Minnesota’s sex offender program returned to federal court on Wednesday before Judge Donovan Frank, an attorney asking for milder sanctions for a group of men stuck in the program. Frank ruled in June it does "not pass constitutional scrutiny."

Lawyers have expressed dissent over the Minnesota Sex Offender Program (MSOP) for many years because it involves a life sentence at its facilities in Moose Lake and St. Peter once prison sentences have been served. Not one offender has been fully released in the program’s 21-year history. 

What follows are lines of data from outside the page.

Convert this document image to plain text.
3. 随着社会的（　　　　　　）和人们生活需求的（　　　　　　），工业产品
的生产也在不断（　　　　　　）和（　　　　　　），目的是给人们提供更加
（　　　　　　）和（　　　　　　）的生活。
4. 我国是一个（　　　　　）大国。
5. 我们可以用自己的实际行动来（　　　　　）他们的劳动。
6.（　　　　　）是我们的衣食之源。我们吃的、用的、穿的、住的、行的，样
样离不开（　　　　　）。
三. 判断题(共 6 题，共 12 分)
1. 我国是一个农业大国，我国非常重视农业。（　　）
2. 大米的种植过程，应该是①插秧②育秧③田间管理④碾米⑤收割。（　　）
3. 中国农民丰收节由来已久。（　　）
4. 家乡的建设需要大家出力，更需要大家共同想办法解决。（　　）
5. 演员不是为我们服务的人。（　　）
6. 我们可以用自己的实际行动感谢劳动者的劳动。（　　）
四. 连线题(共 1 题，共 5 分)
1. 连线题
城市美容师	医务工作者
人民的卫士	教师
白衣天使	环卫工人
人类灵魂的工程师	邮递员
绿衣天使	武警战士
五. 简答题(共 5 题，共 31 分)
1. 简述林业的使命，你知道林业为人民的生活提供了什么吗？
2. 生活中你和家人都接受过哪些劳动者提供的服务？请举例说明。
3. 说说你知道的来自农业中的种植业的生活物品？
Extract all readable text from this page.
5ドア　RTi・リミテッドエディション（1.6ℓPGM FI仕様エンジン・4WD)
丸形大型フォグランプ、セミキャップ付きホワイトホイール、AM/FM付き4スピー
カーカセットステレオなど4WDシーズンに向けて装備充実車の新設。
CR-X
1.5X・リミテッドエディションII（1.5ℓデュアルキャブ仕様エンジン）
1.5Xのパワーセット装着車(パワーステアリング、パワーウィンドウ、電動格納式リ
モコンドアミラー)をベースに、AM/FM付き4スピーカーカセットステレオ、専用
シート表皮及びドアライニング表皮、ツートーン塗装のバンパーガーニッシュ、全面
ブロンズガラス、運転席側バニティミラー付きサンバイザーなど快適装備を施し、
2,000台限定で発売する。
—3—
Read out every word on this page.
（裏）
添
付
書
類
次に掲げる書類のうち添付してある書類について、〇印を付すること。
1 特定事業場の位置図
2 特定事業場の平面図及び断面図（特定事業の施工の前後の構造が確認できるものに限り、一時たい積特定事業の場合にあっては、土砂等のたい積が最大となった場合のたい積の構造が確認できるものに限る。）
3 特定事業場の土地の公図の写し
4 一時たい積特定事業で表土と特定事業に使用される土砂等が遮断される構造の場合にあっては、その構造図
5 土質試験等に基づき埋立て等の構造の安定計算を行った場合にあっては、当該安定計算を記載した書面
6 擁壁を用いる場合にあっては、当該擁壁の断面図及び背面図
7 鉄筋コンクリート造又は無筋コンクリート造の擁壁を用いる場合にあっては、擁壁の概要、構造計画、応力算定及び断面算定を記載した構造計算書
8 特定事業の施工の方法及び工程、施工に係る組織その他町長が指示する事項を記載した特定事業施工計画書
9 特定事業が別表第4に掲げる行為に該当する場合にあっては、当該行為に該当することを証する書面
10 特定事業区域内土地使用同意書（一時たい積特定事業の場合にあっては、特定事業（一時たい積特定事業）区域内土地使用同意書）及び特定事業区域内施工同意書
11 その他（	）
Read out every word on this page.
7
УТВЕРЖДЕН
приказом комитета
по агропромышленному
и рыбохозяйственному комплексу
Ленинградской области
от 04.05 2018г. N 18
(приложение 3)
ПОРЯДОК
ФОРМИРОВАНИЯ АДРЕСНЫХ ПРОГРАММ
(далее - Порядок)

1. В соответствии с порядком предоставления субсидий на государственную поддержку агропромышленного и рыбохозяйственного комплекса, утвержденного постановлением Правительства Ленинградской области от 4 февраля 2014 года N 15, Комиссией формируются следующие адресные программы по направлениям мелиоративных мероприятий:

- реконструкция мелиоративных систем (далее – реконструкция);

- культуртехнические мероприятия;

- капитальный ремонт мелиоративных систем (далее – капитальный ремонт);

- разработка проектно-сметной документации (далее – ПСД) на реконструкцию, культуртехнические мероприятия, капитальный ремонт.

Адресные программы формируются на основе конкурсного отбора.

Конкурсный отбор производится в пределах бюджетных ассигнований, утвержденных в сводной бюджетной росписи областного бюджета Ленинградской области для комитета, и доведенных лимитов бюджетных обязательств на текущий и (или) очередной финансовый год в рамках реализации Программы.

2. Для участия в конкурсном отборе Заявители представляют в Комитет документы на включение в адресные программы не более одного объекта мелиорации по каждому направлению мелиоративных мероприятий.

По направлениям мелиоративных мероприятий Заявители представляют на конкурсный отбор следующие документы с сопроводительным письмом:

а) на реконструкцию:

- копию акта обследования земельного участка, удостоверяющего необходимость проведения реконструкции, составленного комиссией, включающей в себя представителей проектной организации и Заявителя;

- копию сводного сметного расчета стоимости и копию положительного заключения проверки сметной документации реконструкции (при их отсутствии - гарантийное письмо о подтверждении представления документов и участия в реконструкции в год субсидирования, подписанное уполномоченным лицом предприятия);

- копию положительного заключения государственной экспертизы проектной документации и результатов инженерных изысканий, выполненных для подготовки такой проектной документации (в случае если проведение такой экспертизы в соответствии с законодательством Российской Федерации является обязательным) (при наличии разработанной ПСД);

Attorney Dan Gustafson is representing a group of sex offenders who sued the state, and said MSOP is in violation of their constitutional rights by keeping them in the program for life without appropriate therapy. Those who oppose keeping the program as is argue it would cost too much to change, but Gustafson argued "no money is not a defense."

Minnesota has the highest number of civilly committed sex offenders per capita among 20 states that have similar programs – more than 700. Two of Minnesota's are currently on provisional discharge and under intense supervision.

In June, Judge Frank found the program to be a "punitive system that segregates and indefinitely detains" and that "it is undisputed that there are committed individuals who meet the criteria for reduction in custody."

He said Wednesday he'd make a ruling within 30 days.